TEACHING

TEACHING & PEDAGOGY

OVERVIEW
Across my appointments at La Salle University, Kutztown University, and the University of Maryland Global Campus, I have taught students to build technically sound work and to think like designers: human-first, system-aware, and visually strategic. The student work shown here is organized around the competencies I teach across foundational and advanced courses: systems thinking, design research, prototype & iteration, typography & visual language, and brand identity & creative direction. Each section pairs an example of my approach with the kinds of outcomes students produce when those approaches land.

SYSTEMS THINKING
I structure courses as modular learning arcs inspired by agile design sprints and iterative critique cycles. In web design, projects scaffold from hand-coded HTML/CSS through responsive systems to CMS-based platforms. In game design, students move through interaction logic, narrative development, and spatial design in Unity 3D, learning to think of games as systems of meaning rather than collections of assets. Across both tracks, the goal is the same: design as a way of building structures that hold up under iteration.

DESIGN RESEARCH
Students learn to use research as a generative practice by exploring ideas through formal inquiry, visual experimentation, and conceptual development before arriving at a solution. Assignments push students past the first idea, the first reference, and the first sketch toward a deeper question about what the work is for and who it speaks to. This approach equips students to defend their decisions in critique and translates directly into the more rigorous design practice expected at the professional level.

PROTOTYPE & ITERATION
Prototyping is taught as iterative thinking: testing, refining, and evolving ideas through multiple cycles toward human-centered design solutions. Students build and rebuild, learning that the first version of anything is a draft and that iteration is not a sign of failure but a mark of professional practice. Critiques are structured to make iteration visible: students show their process, defend their pivots, and learn to read failure as data rather than as setback.

TYPOGRAPHY & VISUAL LANGUAGE
Typography is taught as both expressive medium and structural tool. Students study letterforms as carriers of voice, hierarchy, and cultural meaning. Assignments move from foundational mechanics (kerning, leading, scale) into expressive territory where type becomes argument, mood, and identity. Students learn that typography is never neutral: every choice of typeface, size, and arrangement is a position the designer takes about what matters and who is being spoken to.

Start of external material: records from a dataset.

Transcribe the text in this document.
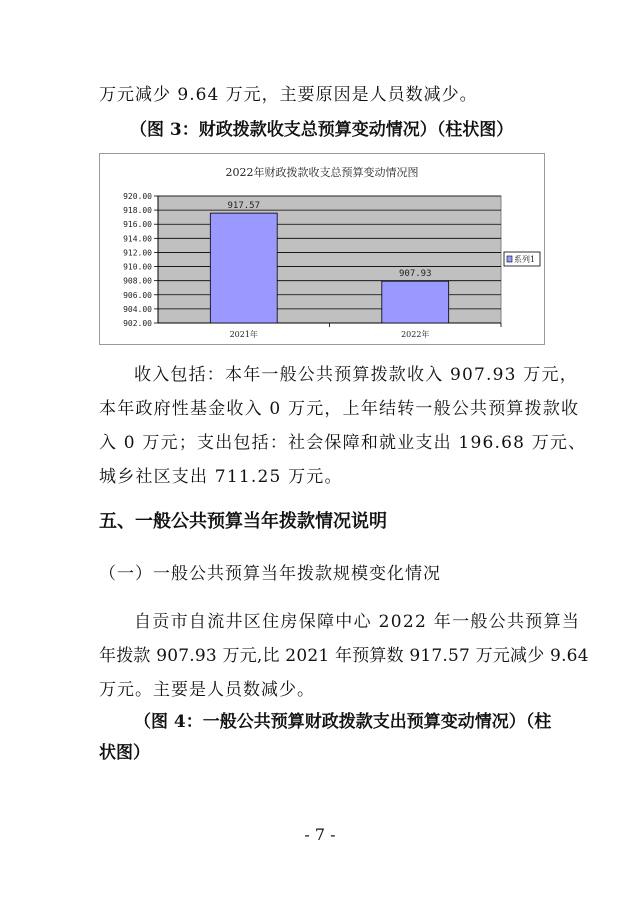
万元减少 9.64 万元，主要原因是人员数减少。
（图 3：财政拨款收支总预算变动情况）（柱状图）
2022年财政拨款收支总预算变动情况图
902.00
904.00
906.00
908.00
910.00
912.00
914.00
916.00
918.00
920.00
917.57
2021年
907.93
2022年
系列1
收入包括：本年一般公共预算拨款收入 907.93 万元，
本年政府性基金收入 0 万元，上年结转一般公共预算拨款收
入 0 万元；支出包括：社会保障和就业支出 196.68 万元、
城乡社区支出 711.25 万元。
五、一般公共预算当年拨款情况说明
（一）一般公共预算当年拨款规模变化情况
自贡市自流井区住房保障中心 2022 年一般公共预算当
年拨款 907.93 万元,比 2021 年预算数 917.57 万元减少 9.64
万元。主要是人员数减少。
（图 4：一般公共预算财政拨款支出预算变动情况）（柱
状图）
- 7 -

BRAND IDENTITY & CREATIVE DIRECTION
Branding teaches students to build cohesive visual identities alongside the verbal and narrative scaffolding that gives them meaning. Logo systems, pitch decks, and launch materials are presented in agency-style creative reviews. I hold students to professional standards for visual systems and typographic clarity, mentoring them through ideation, iteration, and launch-ready presentation. The goal is graduates who can not only design a brand but also defend it, position it, and present it to a client.